API monitoring: the four signals that actually matter during an incident

The first time I set up API monitoring I was tracking 40 different metrics. Each one theoretically mattered. In practice, during an incident, figuring out which one had gone bad took 20 minutes. I moved to the Google SRE book’s “Four Golden Signals” approach, the dashboard simplified, and incident detection sped up. Here it is.

The four core signals

Latency: how long requests take.
Error rate: the percentage of requests that fail.
Throughput: requests per second.
Saturation: how full your capacity is.

Everything else is a derivation or a drill-down. The main dashboard should hold only these.

Latency

Averages lie. Use percentiles:

p50 (median): how the majority experience the API
p95: the slower-end users
p99: worst case
p99.9: tail latency, the outliers

An API can average 200ms and have a p99 of 3 seconds. If you stare at the average you’ll never see it.

Prometheus query:

histogram_quantile(0.95, rate(http_request_duration_seconds_bucket[5m]))

Alert thresholds depend on the project, but as a starting point:
– p95 > 500ms: warning
– p95 > 1s: page
– p99 > 2s: page

Latency creeping up is usually the first sign a downstream service is slowing. A tired database, a cold cache, network issues, anything like that.

Error rate

The rate of HTTP 5xx. Measure 4xx separately, that’s user-side.

Prometheus query:

sum(rate(http_requests_total{status=~"5.."}[5m])) / sum(rate(http_requests_total[5m]))

Normally this should sit below 0.1%. 1% is “pay attention”, 5% is “wake everyone up”.

Alert thresholds:
– 0.5%: warning
– 1%: page

Error rate spikes usually mean a bad deploy, exhausted database connections, or a third-party API outage.

Throughput

Requests per second (RPS). Both a capacity metric and a proxy for business health.

sum(rate(http_requests_total[1m]))

Three patterns to watch:

Sudden drop: traffic fell off a cliff. Load balancer problem?

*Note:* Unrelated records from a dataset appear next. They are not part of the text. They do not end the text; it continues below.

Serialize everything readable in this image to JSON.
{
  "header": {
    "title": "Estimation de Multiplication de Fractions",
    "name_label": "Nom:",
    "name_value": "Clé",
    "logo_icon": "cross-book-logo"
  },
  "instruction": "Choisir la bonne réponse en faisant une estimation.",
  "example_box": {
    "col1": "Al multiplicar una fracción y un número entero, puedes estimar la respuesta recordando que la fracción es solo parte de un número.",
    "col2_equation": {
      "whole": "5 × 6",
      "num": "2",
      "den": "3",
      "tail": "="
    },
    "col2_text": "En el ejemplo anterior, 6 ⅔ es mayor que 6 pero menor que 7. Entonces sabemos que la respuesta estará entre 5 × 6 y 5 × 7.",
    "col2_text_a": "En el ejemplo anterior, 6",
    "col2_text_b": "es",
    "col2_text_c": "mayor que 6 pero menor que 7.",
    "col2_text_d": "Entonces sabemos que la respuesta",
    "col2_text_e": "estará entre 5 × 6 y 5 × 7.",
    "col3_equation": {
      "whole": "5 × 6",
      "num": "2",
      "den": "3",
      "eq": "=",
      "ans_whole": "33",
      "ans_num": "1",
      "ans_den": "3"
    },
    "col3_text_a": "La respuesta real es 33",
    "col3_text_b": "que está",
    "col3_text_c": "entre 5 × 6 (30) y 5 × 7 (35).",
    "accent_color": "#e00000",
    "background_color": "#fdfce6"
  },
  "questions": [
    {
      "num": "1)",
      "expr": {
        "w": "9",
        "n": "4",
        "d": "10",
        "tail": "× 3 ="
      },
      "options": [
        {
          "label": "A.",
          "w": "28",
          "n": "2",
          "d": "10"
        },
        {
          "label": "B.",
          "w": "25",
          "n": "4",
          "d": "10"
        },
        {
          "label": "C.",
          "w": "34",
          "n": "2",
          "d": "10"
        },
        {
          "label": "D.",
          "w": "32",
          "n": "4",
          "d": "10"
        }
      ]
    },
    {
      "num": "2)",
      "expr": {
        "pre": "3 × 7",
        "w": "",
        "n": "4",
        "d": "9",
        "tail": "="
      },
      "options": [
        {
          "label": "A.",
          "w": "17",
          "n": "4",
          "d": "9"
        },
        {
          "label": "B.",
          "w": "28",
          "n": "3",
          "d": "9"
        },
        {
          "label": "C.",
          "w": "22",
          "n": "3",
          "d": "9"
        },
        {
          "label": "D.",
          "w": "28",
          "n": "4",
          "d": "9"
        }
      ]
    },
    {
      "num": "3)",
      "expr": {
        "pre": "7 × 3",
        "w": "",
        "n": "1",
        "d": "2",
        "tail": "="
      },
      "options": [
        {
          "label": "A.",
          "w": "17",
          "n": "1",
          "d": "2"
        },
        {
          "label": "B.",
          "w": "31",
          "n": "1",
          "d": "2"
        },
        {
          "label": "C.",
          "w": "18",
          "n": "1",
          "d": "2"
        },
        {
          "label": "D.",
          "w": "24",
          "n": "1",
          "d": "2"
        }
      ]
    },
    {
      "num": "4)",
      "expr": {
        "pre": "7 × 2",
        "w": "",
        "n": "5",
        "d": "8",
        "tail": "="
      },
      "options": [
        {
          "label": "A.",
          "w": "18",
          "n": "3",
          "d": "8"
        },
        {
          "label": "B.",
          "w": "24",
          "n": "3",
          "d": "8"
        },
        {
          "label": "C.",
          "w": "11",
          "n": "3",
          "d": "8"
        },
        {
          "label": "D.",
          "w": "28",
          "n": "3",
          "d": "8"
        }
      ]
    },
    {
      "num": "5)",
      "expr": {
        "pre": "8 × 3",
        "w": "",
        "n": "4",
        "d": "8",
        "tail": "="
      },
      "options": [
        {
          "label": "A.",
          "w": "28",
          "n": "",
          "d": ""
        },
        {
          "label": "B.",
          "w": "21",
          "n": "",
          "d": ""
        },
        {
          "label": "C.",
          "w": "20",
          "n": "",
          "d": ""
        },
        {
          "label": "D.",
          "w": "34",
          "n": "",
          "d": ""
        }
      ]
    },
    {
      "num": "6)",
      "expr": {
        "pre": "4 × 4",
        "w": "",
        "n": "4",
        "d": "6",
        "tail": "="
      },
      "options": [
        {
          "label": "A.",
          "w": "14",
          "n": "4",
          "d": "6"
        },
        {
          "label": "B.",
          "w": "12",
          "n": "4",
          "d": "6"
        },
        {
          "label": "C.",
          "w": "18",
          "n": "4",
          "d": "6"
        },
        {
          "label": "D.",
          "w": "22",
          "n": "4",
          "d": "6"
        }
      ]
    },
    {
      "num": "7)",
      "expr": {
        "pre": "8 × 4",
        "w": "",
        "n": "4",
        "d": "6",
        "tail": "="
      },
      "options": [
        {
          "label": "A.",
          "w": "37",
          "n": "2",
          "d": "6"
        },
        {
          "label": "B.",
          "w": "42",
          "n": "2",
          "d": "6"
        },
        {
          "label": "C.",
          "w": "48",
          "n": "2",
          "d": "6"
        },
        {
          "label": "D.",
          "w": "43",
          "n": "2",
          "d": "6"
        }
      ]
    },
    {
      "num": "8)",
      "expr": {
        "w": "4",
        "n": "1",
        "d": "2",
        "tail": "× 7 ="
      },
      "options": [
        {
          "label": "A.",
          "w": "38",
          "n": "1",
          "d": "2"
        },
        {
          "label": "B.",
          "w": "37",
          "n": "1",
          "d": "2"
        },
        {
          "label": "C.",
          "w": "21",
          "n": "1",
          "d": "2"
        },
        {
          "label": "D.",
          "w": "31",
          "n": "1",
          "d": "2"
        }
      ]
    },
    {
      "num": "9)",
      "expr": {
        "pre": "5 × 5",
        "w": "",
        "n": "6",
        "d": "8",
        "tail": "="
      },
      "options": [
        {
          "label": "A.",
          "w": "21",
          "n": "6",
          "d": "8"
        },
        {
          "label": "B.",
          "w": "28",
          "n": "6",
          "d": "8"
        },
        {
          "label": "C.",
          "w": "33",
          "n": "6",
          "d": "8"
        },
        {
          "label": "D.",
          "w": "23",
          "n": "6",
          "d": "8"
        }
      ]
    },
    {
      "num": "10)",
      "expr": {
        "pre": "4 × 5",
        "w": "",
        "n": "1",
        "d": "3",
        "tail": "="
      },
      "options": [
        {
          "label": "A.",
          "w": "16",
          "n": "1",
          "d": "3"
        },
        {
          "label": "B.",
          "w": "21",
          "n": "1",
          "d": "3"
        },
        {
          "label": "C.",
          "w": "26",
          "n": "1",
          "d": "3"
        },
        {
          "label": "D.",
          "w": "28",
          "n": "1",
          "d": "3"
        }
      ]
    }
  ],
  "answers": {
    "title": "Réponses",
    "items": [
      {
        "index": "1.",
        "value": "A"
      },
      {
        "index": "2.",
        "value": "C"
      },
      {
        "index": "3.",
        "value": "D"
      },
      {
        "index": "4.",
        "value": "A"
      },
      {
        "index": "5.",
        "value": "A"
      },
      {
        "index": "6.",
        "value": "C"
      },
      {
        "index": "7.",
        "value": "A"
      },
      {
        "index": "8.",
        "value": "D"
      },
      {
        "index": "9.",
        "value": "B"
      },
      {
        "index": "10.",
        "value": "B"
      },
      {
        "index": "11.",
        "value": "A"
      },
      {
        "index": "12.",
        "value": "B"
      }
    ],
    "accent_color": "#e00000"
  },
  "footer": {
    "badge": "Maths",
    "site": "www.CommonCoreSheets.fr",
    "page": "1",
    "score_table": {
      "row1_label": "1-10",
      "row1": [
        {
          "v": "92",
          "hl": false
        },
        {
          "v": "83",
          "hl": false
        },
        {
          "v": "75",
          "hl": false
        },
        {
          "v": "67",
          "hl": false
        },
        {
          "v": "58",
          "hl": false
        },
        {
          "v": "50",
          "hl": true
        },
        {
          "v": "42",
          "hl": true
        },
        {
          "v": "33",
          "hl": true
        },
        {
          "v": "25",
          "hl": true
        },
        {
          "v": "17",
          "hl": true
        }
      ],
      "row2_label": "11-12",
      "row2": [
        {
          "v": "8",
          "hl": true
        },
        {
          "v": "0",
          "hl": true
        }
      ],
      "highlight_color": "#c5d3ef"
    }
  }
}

DNS? The frontend might be failing and not firing requests.
Sudden spike: DDoS? Viral moment? Retry storm? Rate limiting may need to kick in.
Off-pattern anomaly: normal Friday 2pm is 200 RPS, this Friday is 50 RPS. Something’s wrong.

For throughput, anomaly detection works better than a fixed threshold. Alert when it drifts outside the average ± one standard deviation.

Saturation

How full the resources are. CPU, memory, disk I/O, network bandwidth, DB connection pool, thread pool.

What to keep an eye on:

CPU: persistent over 80% is a bottleneck.
Memory: over 85%, OOM risk.
DB connection pool: 80% in use, exhaustion is close.
Disk I/O: high iowait means the DB gets slow.
Queue length: backed-up job queue means you don’t have enough consumers.

Saturation is a leading indicator for the other three. Saturation climbing before latency moves buys you time to act.

Dashboard layout

Four signals on one page, traffic-light colours:

┌─────────────┬─────────────┐
│  Latency    │  Error rate │
│  p95: 180ms │  0.2%       │
│  ● green    │  ● green    │
├─────────────┼─────────────┤
│  Throughput │  Saturation │
│  450 rps    │  CPU 62%    │
│  ● green    │  DB 45/100  │
└─────────────┴─────────────┘

Per-service breakdowns, endpoint lists, and database metrics live in the drill-downs below.

Avoid alert fatigue

Don’t alert on every anomaly. An anomaly is not an incident.

Alert only if it needs action.
Multi-window: 5-minute and 1-hour windows. Both have to cross the threshold before the alert fires.
Symptom-based alerts. “CPU 80%” alone is noise. “Latency is degrading and CPU is at 80%” is useful.

The SRE book covers burn-rate alerts in detail. They track your SLO budget and fire when you’re burning through it fast.

Logging and tracing

Metrics tell you “something happened”. To figure out what:

Logging: structured JSON logs. Error, user_id, request_id, endpoint.
Tracing: how a request moved across your service graph. OpenTelemetry, Jaeger.
Profiling: CPU and memory profiles on demand. Pprof or continuous profiling.

Metrics + logs + traces = the observability triad. Without all three, debugging takes forever.

Tool stack

The combination I typically use:

Metrics: Prometheus + Grafana.
Logs: Loki or ELK.
Tracing: Tempo or Jaeger.
Alerting: Alertmanager + PagerDuty.
SLO tracking: Nobl9 or a custom Grafana dashboard.

At small scale a single integrated tool (Datadog, New Relic) saves you work, at the cost of a much higher bill. At larger scale the open-source stack pays off.

Where to start

Day one, put up the four signals. One dashboard. Only critical alerts. As incidents happen, you add drill-down metrics. Don’t start with 40.